I’d rather be lucky and lazy
than an energetic smart ass like some folk. —Gump
Nonobstant le catastrophisme ambiant, ceux qui redoutent que le prix du baril de pétrole atteigne durablement des niveaux astronomiques sont nécessairement dans l’erreur.
Les prix vertigineux (entre 200 et 300 dollars par baril) observés sur certains contrats d’approvisionnement à long terme ne sont que le reflet de l’affolement des spéculateurs, qui ne prennent pas la peine de s’informer sereinement des conditions réelles du marché.

Nos experts vous expliqueront que trois séries de raisons devraient logiquement modérer la tendance à l’augmentation du prix du baril sur le long terme.
La première raison, c’est qu’au fur et à mesure que le prix monte, de nouveaux gisements deviennent exploitables, de sorte que le volume des réserves n’est pas fixé, mais dépend des conditions du marché. De nouveaux gisements attendent d’être exploités : offshore profond, sables asphaltiques de l’Athabasca ou d’ailleurs et l’on ira rechercher dans les gisements exploités une partie de ce qu’on a laissé sous le sol.
La seconde raison, c’est l’abondance des réserves de charbon, que l’on sait transformer en hydrocarbures liquides, depuis que les Allemands ont mis au point le procédé Fischer-Tropsch qu’ils ont utilisé industriellement pendant la deuxième guerre mondiale. Les usines de conversion fonctionnent déjà à grande échelle en Afrique de Sud, et la Chine est prête à suivre.
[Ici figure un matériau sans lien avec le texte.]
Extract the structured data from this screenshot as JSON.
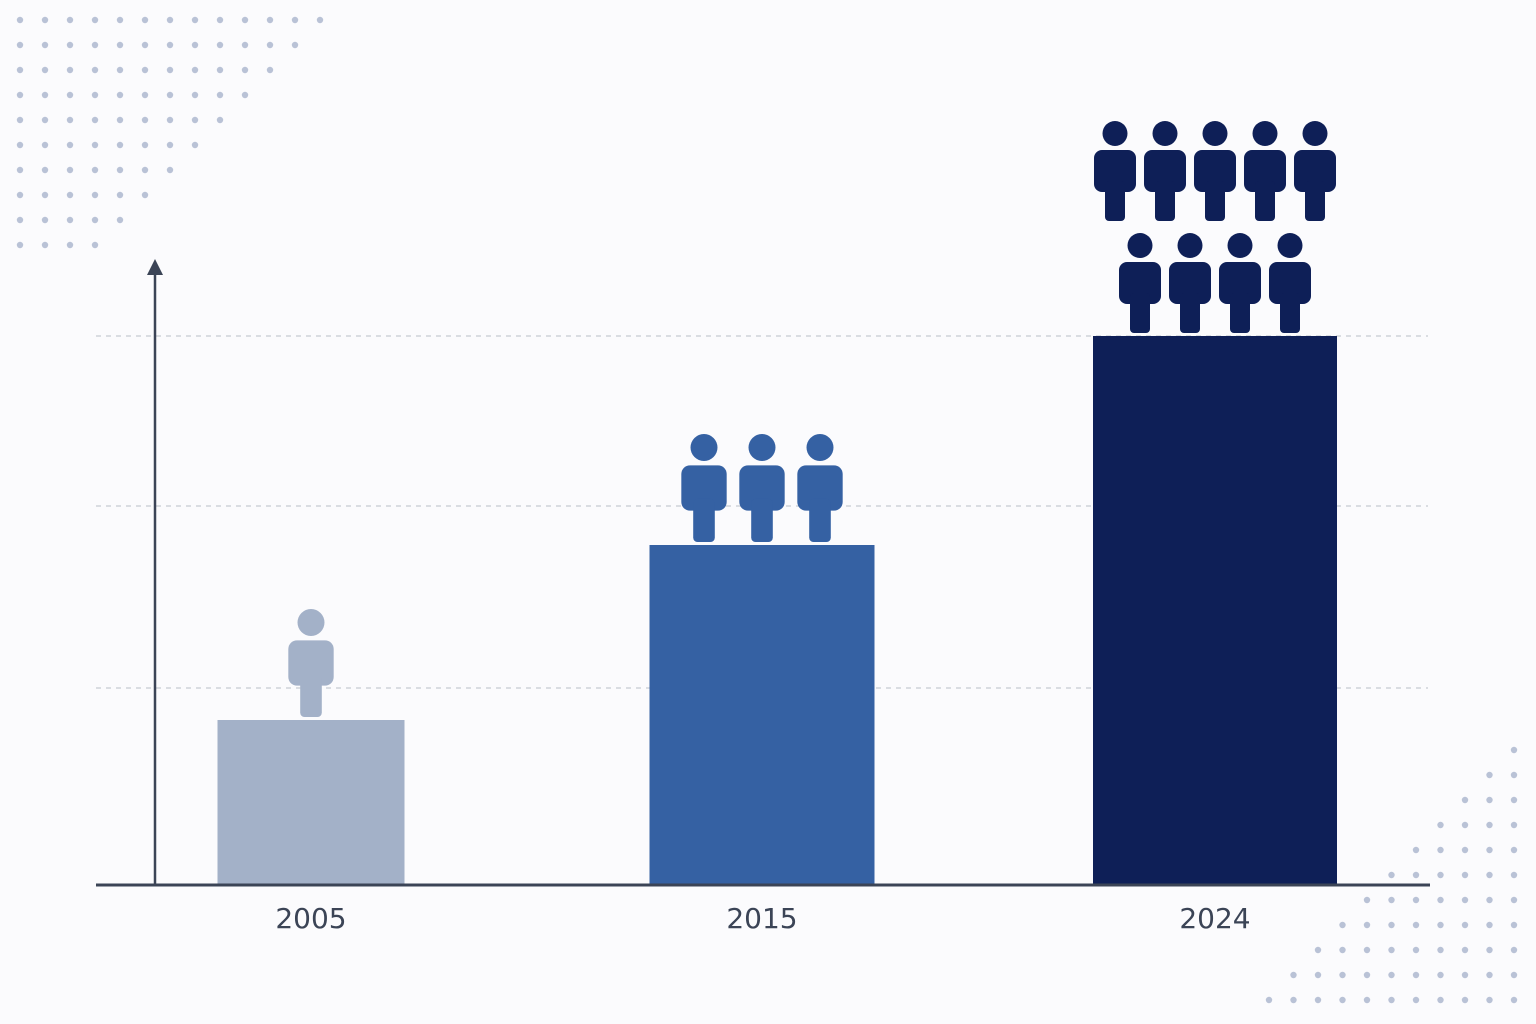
{
  "chart_data": {
    "type": "bar",
    "categories": [
      "2005",
      "2015",
      "2024"
    ],
    "values": [
      165,
      340,
      549
    ],
    "icon_counts": [
      1,
      3,
      9
    ],
    "colors": [
      "#a3b1c8",
      "#3561a3",
      "#0e1f57"
    ],
    "ylim": [
      0,
      625
    ]
  }
}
La troisième raison, plus importante que les deux précédentes, c’est la contrainte du changement climatique, qui nous obligera à limiter les émissions de gaz à effet de serre. Cette contrainte ne va pas se manifester dans l’immédiat, car l’opinion publique dans des pays comme le nôtre n’est absolument pas prête à accepter que l’on augmente le prix du carburant à la pompe au seul motif de protéger les générations futures d’un réchauffement menaçant. Elle peut également se demander, à juste titre à quoi servirait un effort français si les autres pays consommateurs ne s’y engagent pas. Pas plus que les marins-pêcheurs, les industries aéronautiques ne sont prêtes à accepter que leur carburant subisse une taxation comparable à celle des carburants auto.
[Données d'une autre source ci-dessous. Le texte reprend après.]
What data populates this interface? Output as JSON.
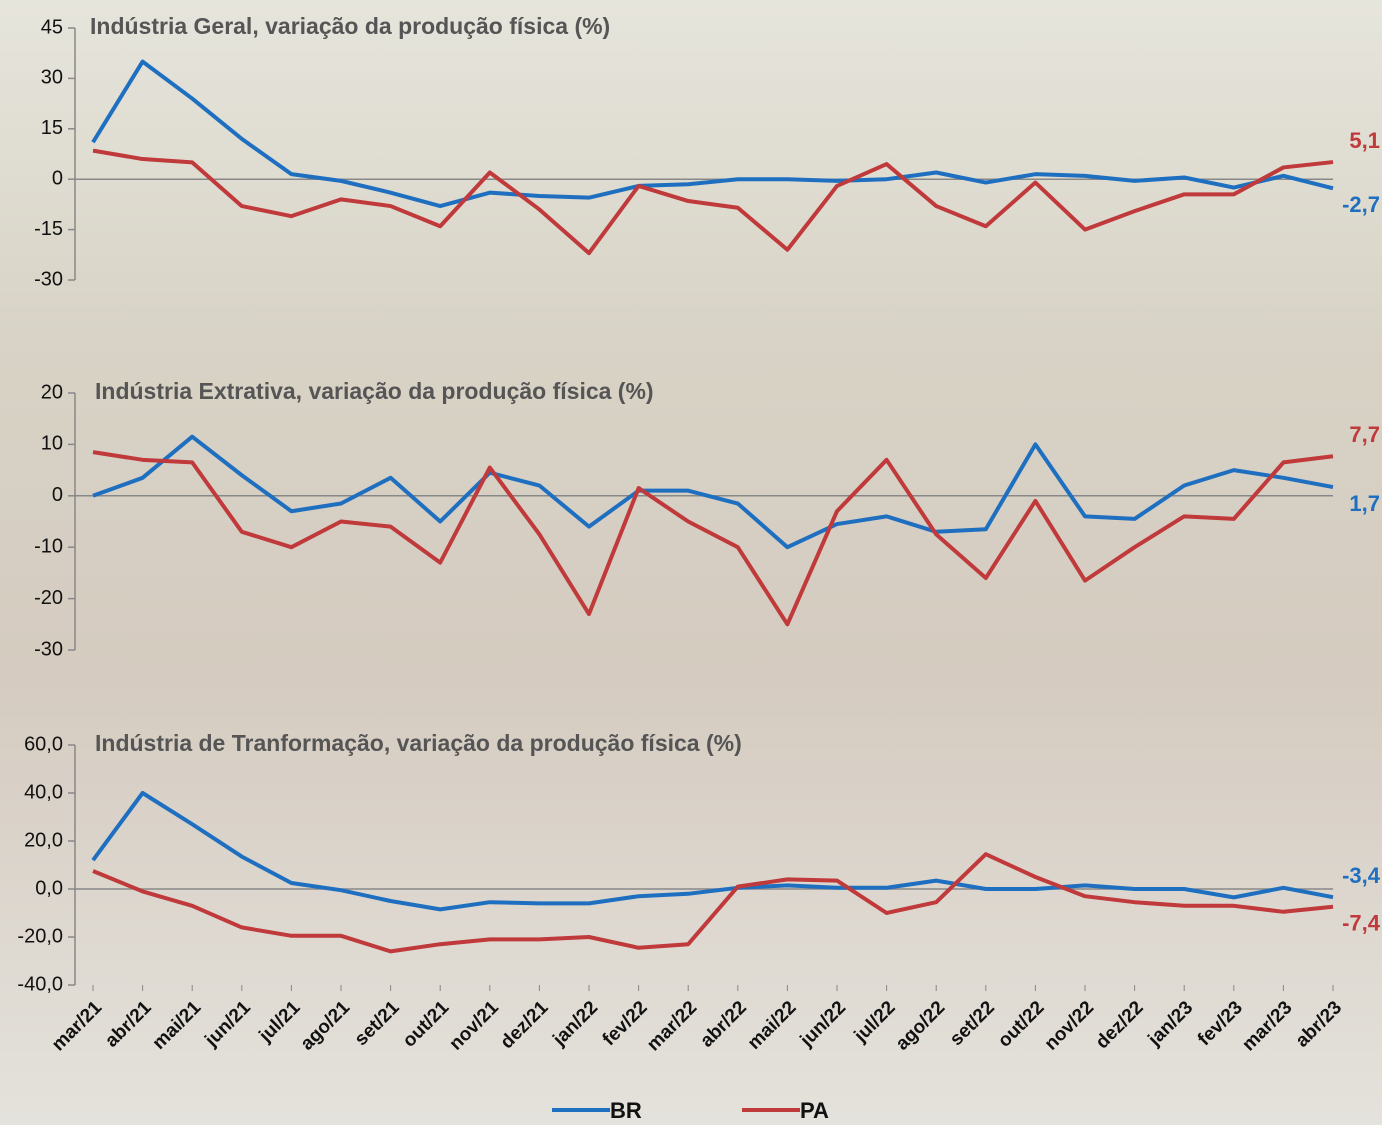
{
  "chart_data": [
    {
      "type": "line",
      "title": "Indústria Geral, variação da produção física (%)",
      "ylim": [
        -30,
        45
      ],
      "yticks": [
        -30,
        -15,
        0,
        15,
        30,
        45
      ],
      "zero_line": true,
      "series": [
        {
          "color": "#1f6fc0",
          "values": [
            11,
            35,
            24,
            12,
            1.5,
            -0.5,
            -4,
            -8,
            -4,
            -5,
            -5.5,
            -2,
            -1.5,
            0,
            0,
            -0.5,
            0,
            2,
            -1,
            1.5,
            1,
            -0.5,
            0.5,
            -2.5,
            1,
            -2.7
          ],
          "value_labels": [
            null,
            null,
            null,
            null,
            null,
            null,
            null,
            null,
            null,
            null,
            null,
            null,
            null,
            null,
            null,
            null,
            null,
            null,
            null,
            null,
            null,
            null,
            null,
            null,
            null,
            "-2,7"
          ]
        },
        {
          "color": "#c0393b",
          "values": [
            8.5,
            6,
            5,
            -8,
            -11,
            -6,
            -8,
            -14,
            2,
            -9,
            -22,
            -2,
            -6.5,
            -8.5,
            -21,
            -2,
            4.5,
            -8,
            -14,
            -1,
            -15,
            -9.5,
            -4.5,
            -4.5,
            3.5,
            5.1
          ],
          "value_labels": [
            null,
            null,
            null,
            null,
            null,
            null,
            null,
            null,
            null,
            null,
            null,
            null,
            null,
            null,
            null,
            null,
            null,
            null,
            null,
            null,
            null,
            null,
            null,
            null,
            null,
            "5,1"
          ]
        }
      ]
    },
    {
      "type": "line",
      "title": "Indústria Extrativa, variação da produção física (%)",
      "ylim": [
        -30,
        20
      ],
      "yticks": [
        -30,
        -20,
        -10,
        0,
        10,
        20
      ],
      "zero_line": true,
      "series": [
        {
          "color": "#1f6fc0",
          "values": [
            0,
            3.5,
            11.5,
            4,
            -3,
            -1.5,
            3.5,
            -5,
            4.5,
            2,
            -6,
            1,
            1,
            -1.5,
            -10,
            -5.5,
            -4,
            -7,
            -6.5,
            10,
            -4,
            -4.5,
            2,
            5,
            3.5,
            1.7
          ],
          "value_labels": [
            null,
            null,
            null,
            null,
            null,
            null,
            null,
            null,
            null,
            null,
            null,
            null,
            null,
            null,
            null,
            null,
            null,
            null,
            null,
            null,
            null,
            null,
            null,
            null,
            null,
            "1,7"
          ]
        },
        {
          "color": "#c0393b",
          "values": [
            8.5,
            7,
            6.5,
            -7,
            -10,
            -5,
            -6,
            -13,
            5.5,
            -7.5,
            -23,
            1.5,
            -5,
            -10,
            -25,
            -3,
            7,
            -7.5,
            -16,
            -1,
            -16.5,
            -10,
            -4,
            -4.5,
            6.5,
            7.7
          ],
          "value_labels": [
            null,
            null,
            null,
            null,
            null,
            null,
            null,
            null,
            null,
            null,
            null,
            null,
            null,
            null,
            null,
            null,
            null,
            null,
            null,
            null,
            null,
            null,
            null,
            null,
            null,
            "7,7"
          ]
        }
      ]
    },
    {
      "type": "line",
      "title": "Indústria de Tranformação, variação da produção física (%)",
      "ylim": [
        -40,
        60
      ],
      "yticks": [
        {
          "value": -40,
          "label": "-40,0"
        },
        {
          "value": -20,
          "label": "-20,0"
        },
        {
          "value": 0,
          "label": "0,0"
        },
        {
          "value": 20,
          "label": "20,0"
        },
        {
          "value": 40,
          "label": "40,0"
        },
        {
          "value": 60,
          "label": "60,0"
        }
      ],
      "zero_line": true,
      "categories": [
        "mar/21",
        "abr/21",
        "mai/21",
        "jun/21",
        "jul/21",
        "ago/21",
        "set/21",
        "out/21",
        "nov/21",
        "dez/21",
        "jan/22",
        "fev/22",
        "mar/22",
        "abr/22",
        "mai/22",
        "jun/22",
        "jul/22",
        "ago/22",
        "set/22",
        "out/22",
        "nov/22",
        "dez/22",
        "jan/23",
        "fev/23",
        "mar/23",
        "abr/23"
      ],
      "legend": "bottom",
      "series": [
        {
          "name": "BR",
          "color": "#1f6fc0",
          "values": [
            12,
            40,
            27,
            13.5,
            2.5,
            -0.5,
            -5,
            -8.5,
            -5.5,
            -6,
            -6,
            -3,
            -2,
            0.5,
            1.5,
            0.5,
            0.5,
            3.5,
            0,
            0,
            1.5,
            0,
            0,
            -3.5,
            0.5,
            -3.4
          ],
          "value_labels": [
            null,
            null,
            null,
            null,
            null,
            null,
            null,
            null,
            null,
            null,
            null,
            null,
            null,
            null,
            null,
            null,
            null,
            null,
            null,
            null,
            null,
            null,
            null,
            null,
            null,
            "-3,4"
          ]
        },
        {
          "name": "PA",
          "color": "#c0393b",
          "values": [
            7.5,
            -1,
            -7,
            -16,
            -19.5,
            -19.5,
            -26,
            -23,
            -21,
            -21,
            -20,
            -24.5,
            -23,
            1,
            4,
            3.5,
            -10,
            -5.5,
            14.5,
            5,
            -3,
            -5.5,
            -7,
            -7,
            -9.5,
            -7.4
          ],
          "value_labels": [
            null,
            null,
            null,
            null,
            null,
            null,
            null,
            null,
            null,
            null,
            null,
            null,
            null,
            null,
            null,
            null,
            null,
            null,
            null,
            null,
            null,
            null,
            null,
            null,
            null,
            "-7,4"
          ]
        }
      ]
    }
  ]
}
Parce que le changement des comportements repose sur un arbitrage difficile entre le désir de consommer aujourd’hui des carburants et celui de protéger les générations futures, et que cet arbitrage nécessite un accord planétaire, il est difficile de faire aujourd’hui une prévision fiable sur le prix du pétrole.
La seule chose qui est à peu près certaine, c’est que nous ne manquerons pas avant longtemps de carburant pour nos autos, car, si nous voulons éviter un réchauffement climatique désastreux dans les cent ans à venir, nous laisserons sous le sol plus de la moitié des réserves d’énergie fossile accessible. Nous serons alors entrés dans une civilisation de l’après-énergie fossile, qui reste à inventer.